|About 4,500 apartment units are under construction in greater Charlotte. That's no glut, says Northwood Ravin CEO David Ravin, but it might not quite be clear sailing ahead.|
|That's a helluva coffee mug. That many new units is around what the market used to deliver annually four or five years ago, David tells us. ?So the number itself is not concerning. Maybe more of a future concern is the fact many of the projects currently under construction are all grouped in the same two or three submarkets, and many of those projects are competing for same renter profile."|
|The market used to see projects scattered across the larger metro area and were built to offer a variety of rental rates, David continues. But now Charlotte has a real concentration in the same ZIP codes and offering mostly the same rents.

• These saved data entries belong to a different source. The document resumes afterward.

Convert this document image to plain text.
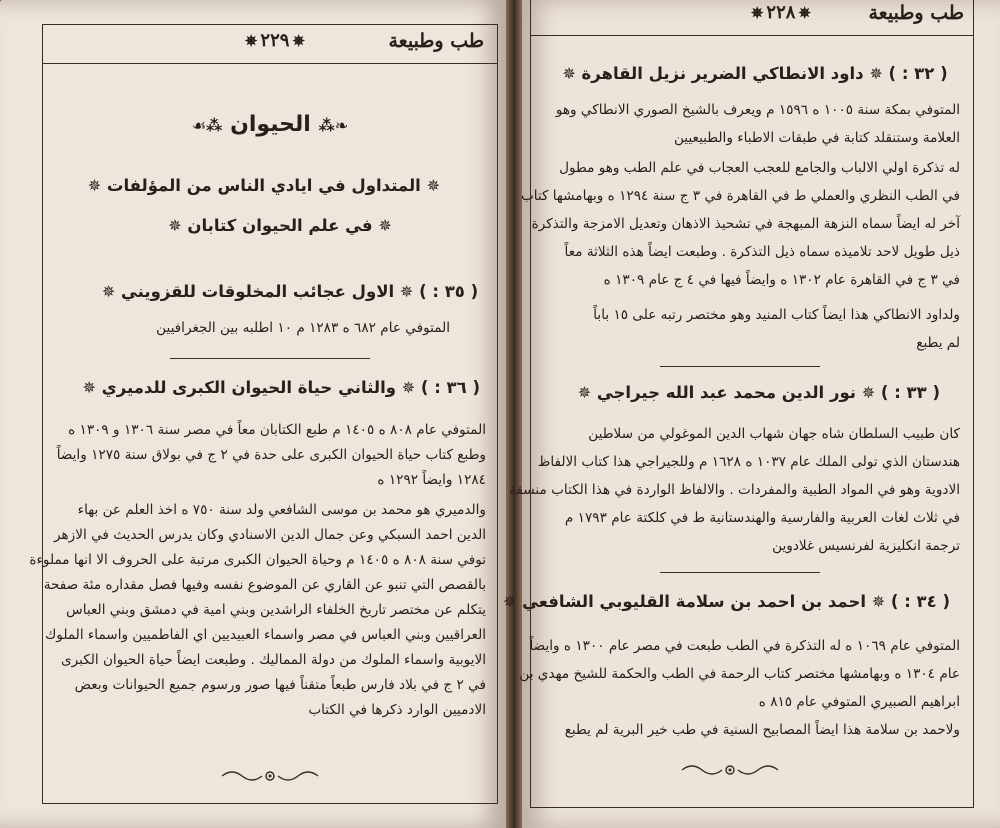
طب وطبيعة
✵٢٢٩✵
❧⁂ الحيوان ⁂☙
✵ المتداول في ايادي الناس من المؤلفات ✵
✵ في علم الحيوان كتابان ✵
( ٣٥ : ) ✵ الاول عجائب المخلوقات للقزويني ✵
المتوفي عام ٦٨٢ ه ١٢٨٣ م ١٠ اطلبه بين الجغرافيين
( ٣٦ : ) ✵ والثاني حياة الحيوان الكبرى للدميري ✵
المتوفي عام ٨٠٨ ه ١٤٠٥ م طبع الكتابان معاً في مصر سنة ١٣٠٦ و ١٣٠٩ ه
وطبع كتاب حياة الحيوان الكبرى على حدة في ٢ ج في بولاق سنة ١٢٧٥ وايضاً
١٢٨٤ وايضاً ١٢٩٢ ه
والدميري هو محمد بن موسى الشافعي ولد سنة ٧٥٠ ه اخذ العلم عن بهاء
الدين احمد السبكي وعن جمال الدين الاسنادي وكان يدرس الحديث في الازهر
توفي سنة ٨٠٨ ه ١٤٠٥ م وحياة الحيوان الكبرى مرتبة على الحروف الا انها مملوءة
بالقصص التي تنبو عن القاري عن الموضوع نفسه وفيها فصل مقداره مئة صفحة
يتكلم عن مختصر تاريخ الخلفاء الراشدين وبني امية في دمشق وبني العباس
العراقيين وبني العباس في مصر واسماء العبيديين اي الفاطميين واسماء الملوك
الايوبية واسماء الملوك من دولة المماليك . وطبعت ايضاً حياة الحيوان الكبرى
في ٢ ج في بلاد فارس طبعاً متقناً فيها صور ورسوم جميع الحيوانات وبعض
الادميين الوارد ذكرها في الكتاب
طب وطبيعة
✵٢٢٨✵
( ٣٢ : ) ✵ داود الانطاكي الضرير نزيل القاهرة ✵
المتوفي بمكة سنة ١٠٠٥ ه ١٥٩٦ م ويعرف بالشيخ الصوري الانطاكي وهو
العلامة وستنقلد كتابة في طبقات الاطباء والطبيعيين
له تذكرة اولي الالباب والجامع للعجب العجاب في علم الطب وهو مطول
في الطب النظري والعملي ط في القاهرة في ٣ ج سنة ١٢٩٤ ه وبهامشها كتاب
آخر له ايضاً سماه النزهة المبهجة في تشحيذ الاذهان وتعديل الامزجة والتذكرة
ذيل طويل لاحد تلاميذه سماه ذيل التذكرة . وطبعت ايضاً هذه الثلاثة معاً
في ٣ ج في القاهرة عام ١٣٠٢ ه وايضاً فيها في ٤ ج عام ١٣٠٩ ه
ولداود الانطاكي هذا ايضاً كتاب المنيد وهو مختصر رتبه على ١٥ باباً
لم يطبع
( ٣٣ : ) ✵ نور الدين محمد عبد الله جيراجي ✵
كان طبيب السلطان شاه جهان شهاب الدين الموغولي من سلاطين
هندستان الذي تولى الملك عام ١٠٣٧ ه ١٦٢٨ م وللجيراجي هذا كتاب الالفاظ
الادوية وهو في المواد الطبية والمفردات . والالفاظ الواردة في هذا الكتاب منسقة
في ثلاث لغات العربية والفارسية والهندستانية ط في كلكتة عام ١٧٩٣ م
ترجمة انكليزية لفرنسيس غلادوين
( ٣٤ : ) ✵ احمد بن احمد بن سلامة القليوبي الشافعي ✵
المتوفي عام ١٠٦٩ ه له التذكرة في الطب طبعت في مصر عام ١٣٠٠ ه وايضاً
عام ١٣٠٤ ه وبهامشها مختصر كتاب الرحمة في الطب والحكمة للشيخ مهدي بن
ابراهيم الصبيري المتوفي عام ٨١٥ ه
ولاحمد بن سلامة هذا ايضاً المصابيح السنية في طب خير البرية لم يطبع
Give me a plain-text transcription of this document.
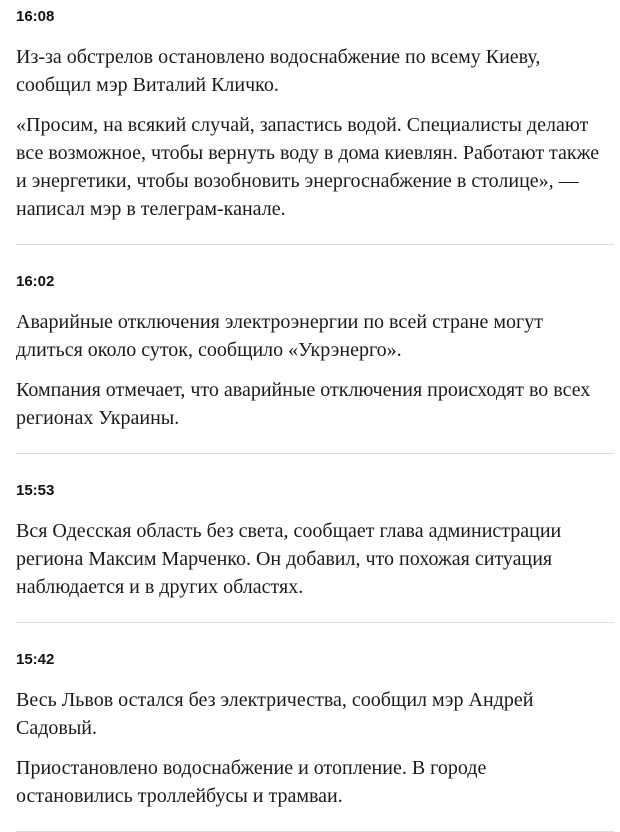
16:08

Из-за обстрелов остановлено водоснабжение по всему Киеву, сообщил мэр Виталий Кличко.

«Просим, на всякий случай, запастись водой. Специалисты делают все возможное, чтобы вернуть воду в дома киевлян. Работают также и энергетики, чтобы возобновить энергоснабжение в столице», — написал мэр в телеграм-канале.

16:02

Аварийные отключения электроэнергии по всей стране могут длиться около суток, сообщило «Укрэнерго».

Компания отмечает, что аварийные отключения происходят во всех регионах Украины.

15:53

Вся Одесская область без света, сообщает глава администрации региона Максим Марченко. Он добавил, что похожая ситуация наблюдается и в других областях.

15:42

Весь Львов остался без электричества, сообщил мэр Андрей Садовый.

Приостановлено водоснабжение и отопление. В городе остановились троллейбусы и трамваи.
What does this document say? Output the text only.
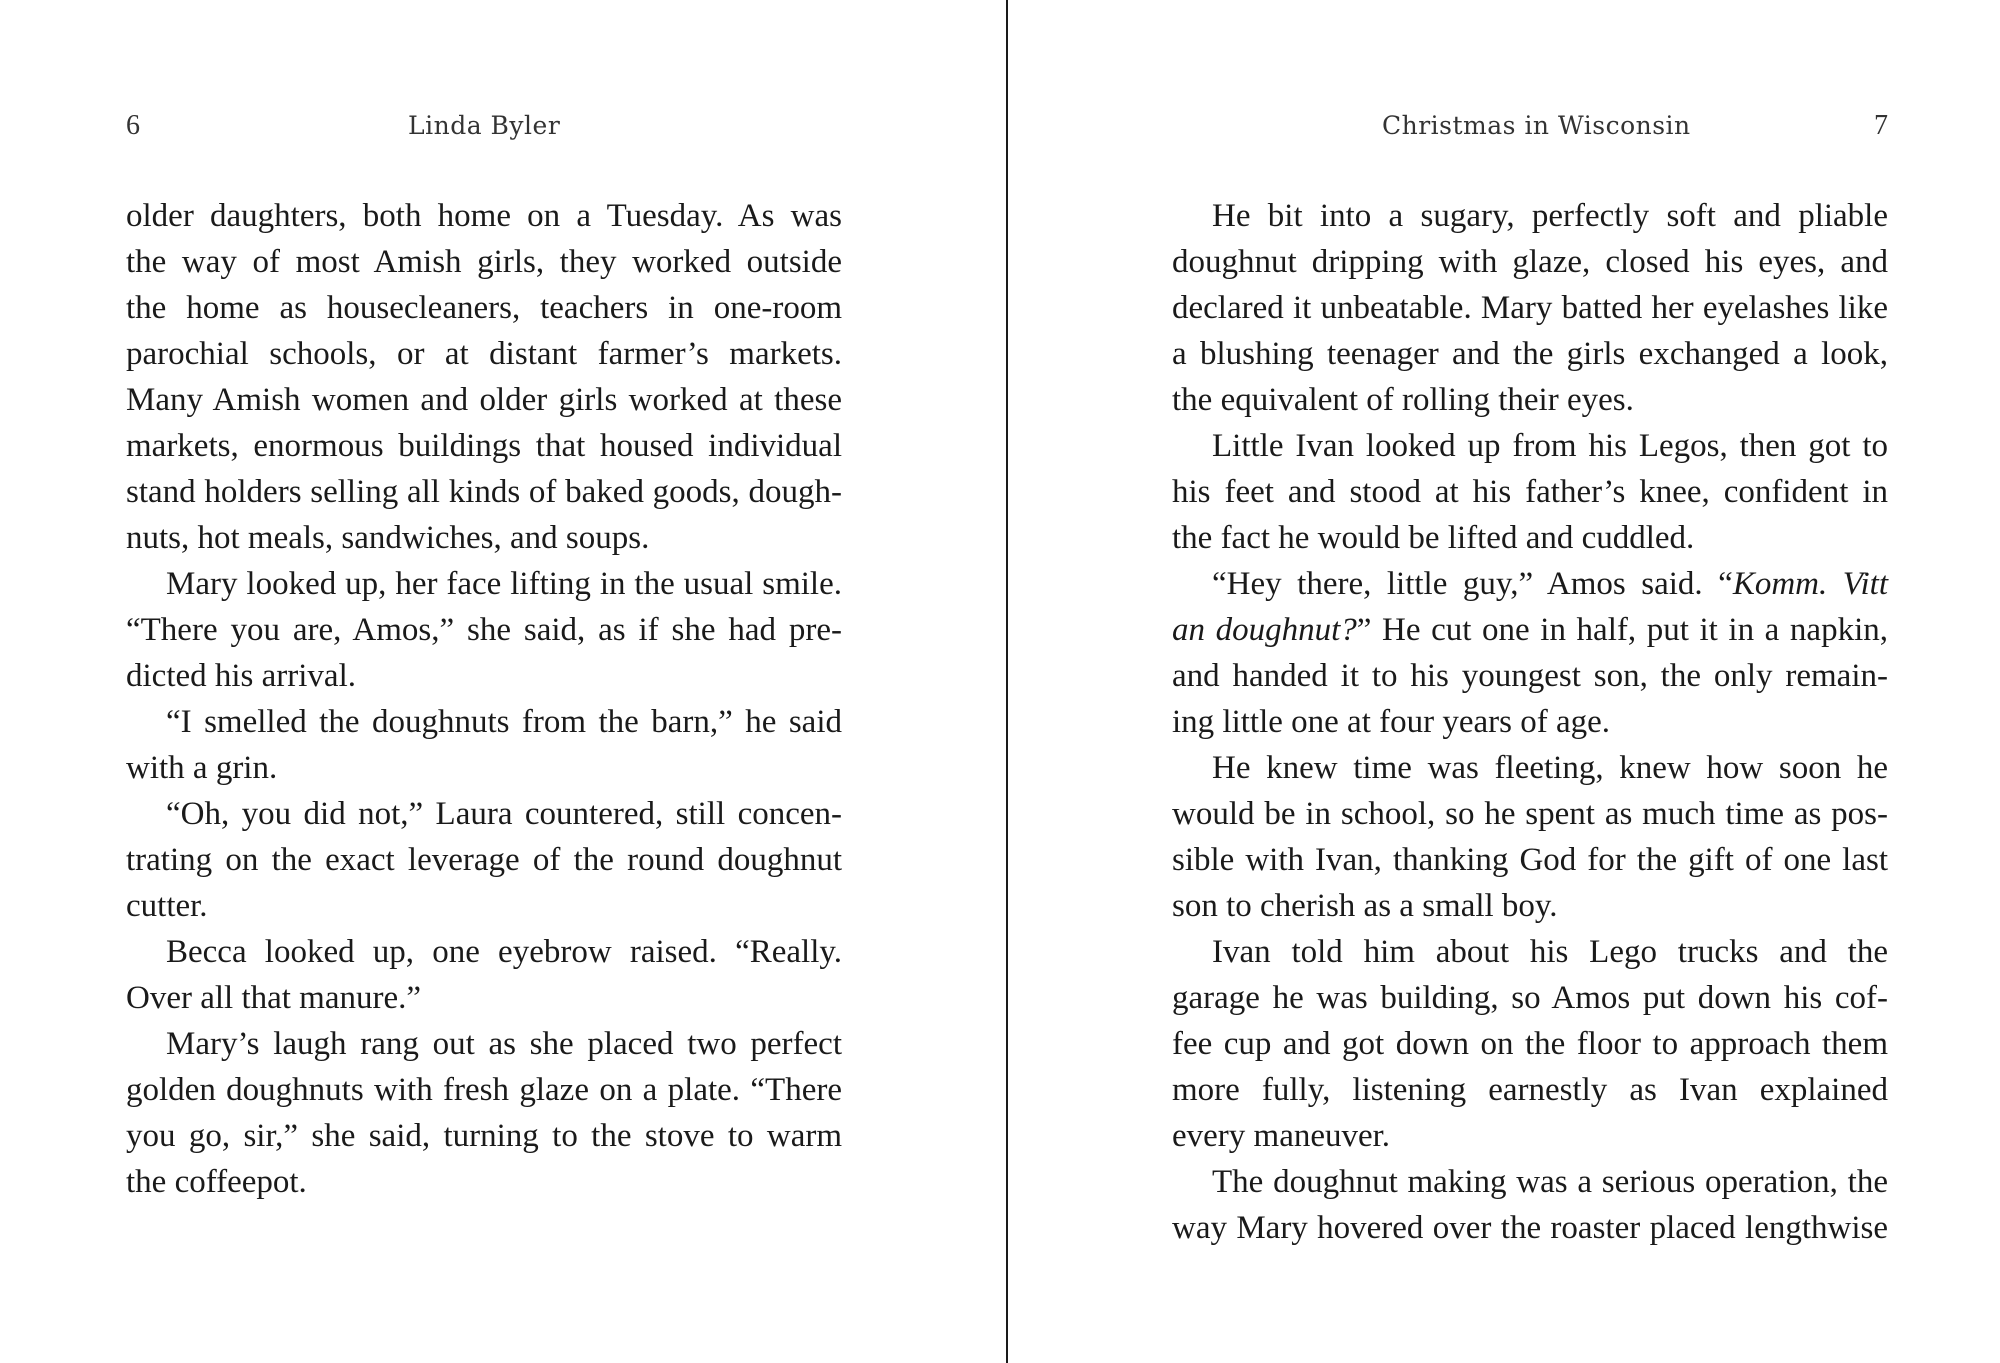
6	Linda Byler
older daughters, both home on a Tuesday. As was
the way of most Amish girls, they worked outside
the home as housecleaners, teachers in one-room
parochial schools, or at distant farmer’s markets.
Many Amish women and older girls worked at these
markets, enormous buildings that housed individual
stand holders selling all kinds of baked goods, dough-
nuts, hot meals, sandwiches, and soups.
Mary looked up, her face lifting in the usual smile.
“There you are, Amos,” she said, as if she had pre-
dicted his arrival.
“I smelled the doughnuts from the barn,” he said
with a grin.
“Oh, you did not,” Laura countered, still concen-
trating on the exact leverage of the round doughnut
cutter.
Becca looked up, one eyebrow raised. “Really.
Over all that manure.”
Mary’s laugh rang out as she placed two perfect
golden doughnuts with fresh glaze on a plate. “There
you go, sir,” she said, turning to the stove to warm
the coffeepot.
Christmas in Wisconsin	7
He bit into a sugary, perfectly soft and pliable
doughnut dripping with glaze, closed his eyes, and
declared it unbeatable. Mary batted her eyelashes like
a blushing teenager and the girls exchanged a look,
the equivalent of rolling their eyes.
Little Ivan looked up from his Legos, then got to
his feet and stood at his father’s knee, confident in
the fact he would be lifted and cuddled.
“Hey there, little guy,” Amos said. “Komm. Vitt
an doughnut?” He cut one in half, put it in a napkin,
and handed it to his youngest son, the only remain-
ing little one at four years of age.
He knew time was fleeting, knew how soon he
would be in school, so he spent as much time as pos-
sible with Ivan, thanking God for the gift of one last
son to cherish as a small boy.
Ivan told him about his Lego trucks and the
garage he was building, so Amos put down his cof-
fee cup and got down on the floor to approach them
more fully, listening earnestly as Ivan explained
every maneuver.
The doughnut making was a serious operation, the
way Mary hovered over the roaster placed lengthwise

As for Northwood Ravin, its holdings are in various parts of Charlotte area, including Lake Norman (pictured: the Apartments at Birkdale Village), Southpark, Uptown, Pineville/Ballantyne, Southwest, and other submarkets.|
Greater Charlotte Apartment Association executive director Ken Szymanski gives us five reasons why the local apartment market will continue to see successful growth in the next two years:
1) Reluctance of consumers to commit to mortgage debt.
2) Preference by many consumers for the flexibility of rental housing and 12-month leases.
3) Lifestyle preferences of young adults, with an emphasis on social life, personal time, and short commutes. Also, young adults and others prefer geographic mobility to pursue their career paths.
4) Growth in solo-person households (28% and increasing) at the same time as a declining share of households consisting of dual parents with kids (24% and dropping).
5) Growth of the apartment market still is largely a function of the size of the total labor force: as Charlotte goes, so goes the Charlotte apartment market.